Он кивнул. Поискал в карманах сигару, но не нашел.
– Элис, – позвал он, – у вас не осталось моих сигар?
– Нет! – крикнула она в ответ.
– О боже, – вздохнул он. – Вы сказали Элис, что будете есть?
– Да. Но мне показалось, вы пригласили меня в ресторан?
– Не в такую погоду, Купер, – ответил он, потирая глубоко сидящие глаза и одновременно поворачиваясь к столу, на котором громоздились папки, конверты, письма. – Надо быть ненормальным, чтобы выйти на улицу в этакую пургу.

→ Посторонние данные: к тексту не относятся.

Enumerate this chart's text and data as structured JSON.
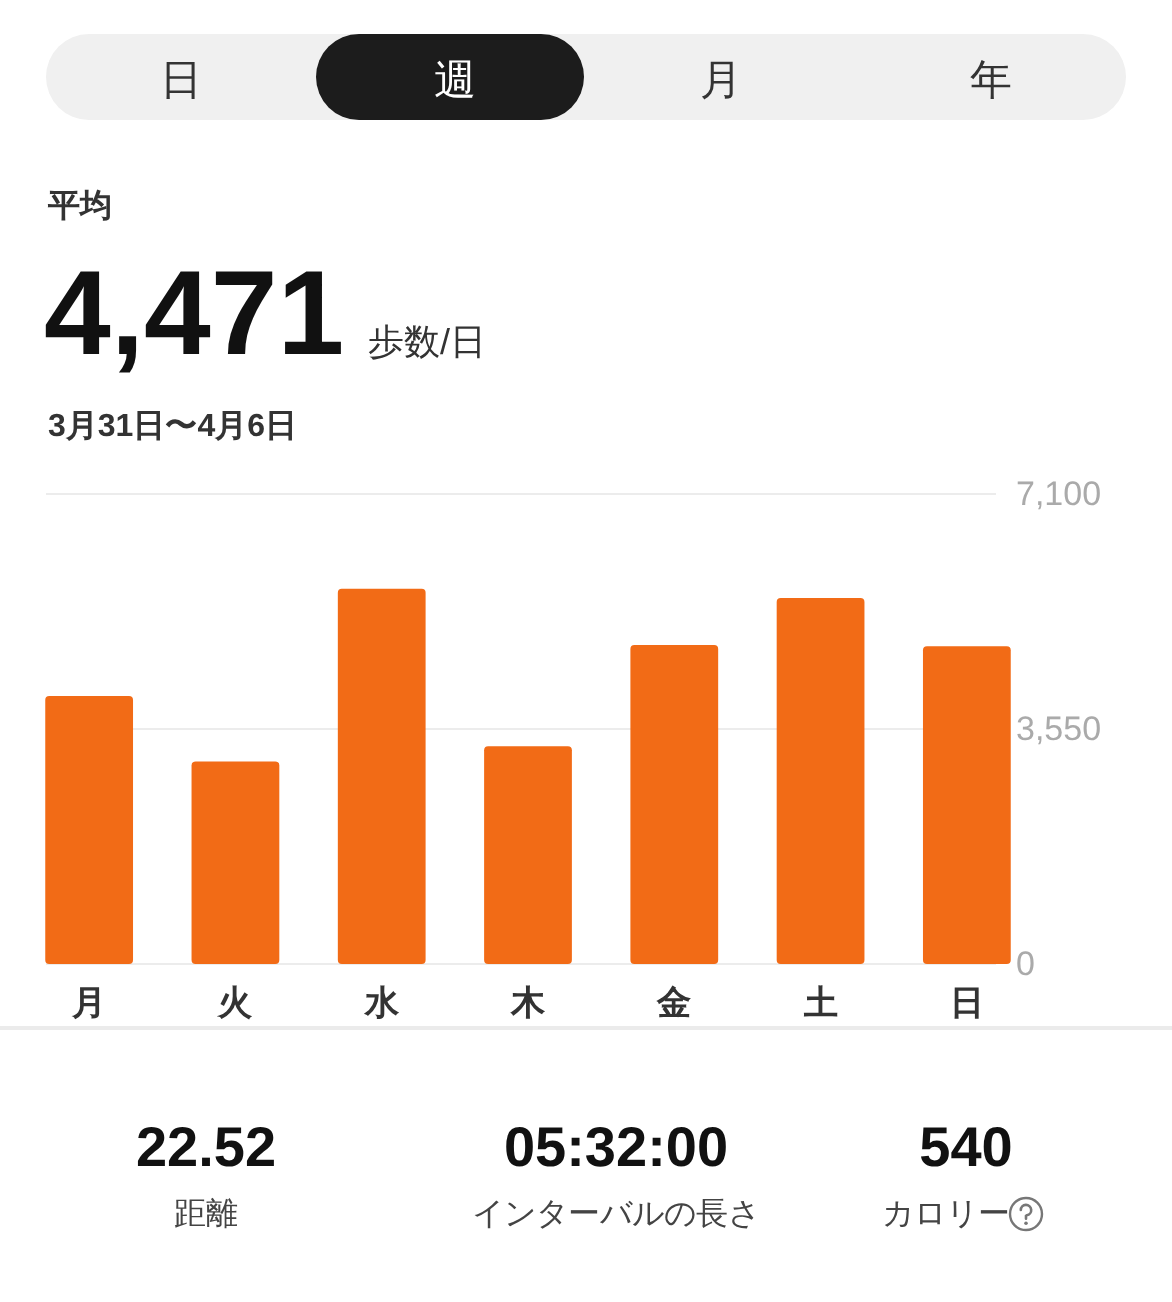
{
  "chart_data": {
    "type": "bar",
    "title": "4,471",
    "subtitle": "3月31日〜4月6日",
    "annotations": [
      "日",
      "週",
      "月",
      "年",
      "平均",
      "歩数/日",
      "22.52",
      "距離",
      "05:32:00",
      "インターバルの長さ",
      "540",
      "カロリー"
    ],
    "categories": [
      "月",
      "火",
      "水",
      "木",
      "金",
      "土",
      "日"
    ],
    "values": [
      4050,
      3060,
      5670,
      3290,
      4820,
      5530,
      4800
    ],
    "color": "#f26b16",
    "ylim": [
      0,
      7100
    ],
    "yticks": [
      0,
      {
        "value": 3550,
        "label": "3,550"
      },
      {
        "value": 7100,
        "label": "7,100"
      }
    ],
    "grid": true
  }
}
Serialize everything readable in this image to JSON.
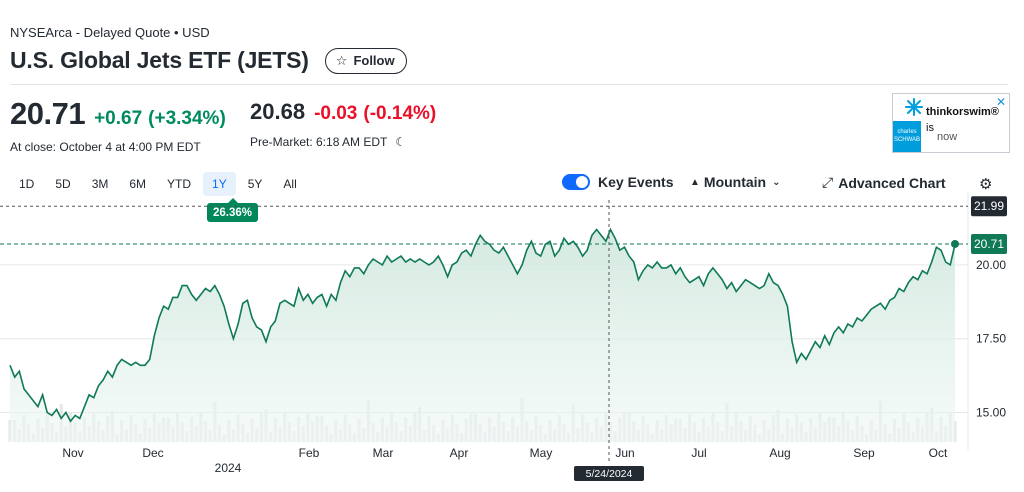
{
  "header": {
    "exchange_line": "NYSEArca - Delayed Quote • USD",
    "title": "U.S. Global Jets ETF (JETS)",
    "follow_label": "Follow",
    "follow_icon": "star-icon"
  },
  "quote": {
    "close_price": "20.71",
    "close_change": "+0.67",
    "close_change_pct": "(+3.34%)",
    "close_time": "At close: October 4 at 4:00 PM EDT",
    "pre_price": "20.68",
    "pre_change": "-0.03",
    "pre_change_pct": "(-0.14%)",
    "pre_time": "Pre-Market: 6:18 AM EDT",
    "pre_icon": "moon-icon"
  },
  "ad": {
    "brand": "thinkorswim®",
    "line1": "is",
    "line2": "now",
    "sponsor": "charles SCHWAB",
    "close_icon": "close-icon"
  },
  "range_tabs": [
    "1D",
    "5D",
    "3M",
    "6M",
    "YTD",
    "1Y",
    "5Y",
    "All"
  ],
  "active_range": "1Y",
  "period_change_badge": "26.36%",
  "controls": {
    "key_events_label": "Key Events",
    "chart_type_label": "Mountain",
    "advanced_label": "Advanced Chart",
    "settings_icon": "gear-icon"
  },
  "colors": {
    "up": "#008a5f",
    "down": "#eb0f29",
    "line": "#0f7a55",
    "accent": "#0f69ff"
  },
  "chart_data": {
    "type": "area",
    "x_labels": [
      "Nov",
      "Dec",
      "Feb",
      "Mar",
      "Apr",
      "May",
      "Jun",
      "Jul",
      "Aug",
      "Sep",
      "Oct"
    ],
    "year_label": "2024",
    "y_ticks": [
      "20.00",
      "17.50",
      "15.00"
    ],
    "ylim": [
      14.0,
      22.2
    ],
    "previous_close_label": "21.99",
    "last_price_label": "20.71",
    "crosshair_date": "5/24/2024",
    "grid": true,
    "series": [
      {
        "values": [
          16.6,
          16.2,
          16.4,
          15.8,
          15.6,
          15.4,
          15.2,
          15.6,
          15.0,
          14.9,
          15.1,
          14.8,
          15.0,
          14.7,
          14.9,
          14.8,
          15.2,
          15.6,
          15.5,
          15.9,
          16.1,
          16.4,
          16.2,
          16.6,
          16.8,
          16.7,
          16.6,
          16.7,
          16.6,
          16.6,
          16.8,
          17.6,
          18.2,
          18.6,
          18.5,
          18.9,
          18.9,
          19.3,
          19.3,
          19.0,
          18.8,
          19.0,
          19.2,
          19.1,
          19.3,
          19.0,
          18.6,
          18.0,
          17.5,
          18.0,
          18.7,
          18.8,
          18.2,
          17.9,
          17.8,
          17.4,
          17.9,
          18.1,
          18.7,
          18.8,
          18.7,
          18.6,
          19.2,
          18.8,
          19.0,
          18.7,
          18.9,
          19.0,
          18.6,
          19.0,
          18.8,
          19.4,
          19.8,
          19.6,
          19.9,
          19.9,
          19.7,
          20.0,
          20.2,
          20.1,
          20.0,
          20.3,
          20.1,
          20.2,
          20.3,
          20.1,
          20.2,
          20.1,
          20.2,
          20.1,
          20.0,
          20.1,
          20.3,
          20.0,
          19.6,
          20.0,
          20.1,
          20.4,
          20.5,
          20.3,
          20.7,
          21.0,
          20.8,
          20.7,
          20.5,
          20.4,
          20.6,
          20.3,
          20.0,
          19.7,
          20.0,
          20.5,
          20.8,
          20.4,
          20.3,
          20.7,
          20.8,
          20.3,
          20.5,
          20.9,
          20.7,
          20.8,
          20.6,
          20.3,
          20.5,
          21.0,
          21.2,
          21.0,
          20.8,
          21.2,
          20.9,
          20.5,
          20.6,
          20.3,
          20.1,
          19.5,
          19.8,
          20.0,
          19.9,
          20.1,
          19.9,
          19.9,
          20.0,
          19.7,
          19.9,
          19.6,
          19.4,
          19.5,
          19.6,
          19.3,
          19.7,
          19.9,
          19.7,
          19.5,
          19.2,
          19.4,
          19.1,
          19.3,
          19.5,
          19.4,
          19.3,
          19.2,
          19.3,
          19.7,
          19.4,
          19.3,
          19.0,
          18.6,
          17.4,
          16.7,
          17.0,
          16.8,
          17.1,
          17.4,
          17.2,
          17.6,
          17.3,
          17.7,
          17.9,
          17.7,
          18.0,
          17.9,
          18.2,
          18.1,
          18.3,
          18.5,
          18.6,
          18.7,
          18.5,
          18.8,
          18.9,
          19.2,
          19.1,
          19.4,
          19.6,
          19.5,
          19.8,
          19.7,
          20.1,
          20.6,
          20.5,
          20.1,
          20.0,
          20.7
        ]
      }
    ]
  }
}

– Вы говорили что-то об убийстве.
– Точно, говорил. Вашего брата отравили каким-то производным никотина. Я плохо разбираюсь в судебной медицине. Просто принимаю на веру слова специалистов. Но кто-то сделал это, причем перед самым вашим приездом. – Он поворошил бумаги на столе. – Я оказался совершенно прав в отношении коньяка. – Он поймал мой взгляд, провел пальцем вокруг ворота. – Ваш брат выпил очень мало. Следовательно, большую часть выпил кто-то другой.
Я сидел онемевший.
– Забавная маленькая деталь… – продолжал размышлять вслух Питерсон. – Проклятье! Хоть бы одна сигара осталась. У вас, случаем… да нет, вы курите трубку, верно?.. Таким образом, очень похоже, что тот, кто отравил вашего брата, – впрочем, не исключено: он мог отравиться и сам, хотя это мало вероятно, – пил коньяк вместе с ним, всыпал ему яд и потом все убрал со стола.
В дверях появилась Элис с подносом в руках и, поставив его на груду бумаг между нами, неслышно удалилась.
– Вы помните нашу вчерашнюю маленькую экскурсию в кухню?
Я кивнул.
– И что я вам показал там?
– Фужер и какой-то мусор, – ответил я, с трудом сдерживая раздражение от его невыносимого самодовольства, и уставился на фотографию на стене, изображавшую команду «Викинги Миннесоты». На другом фото был портрет негра-футболиста: огромная голова и обтянутые белой спортивной майкой широкие плечи. Надпись на фото гласила: «Олафу Питерсону от его друга Алана Пейджа».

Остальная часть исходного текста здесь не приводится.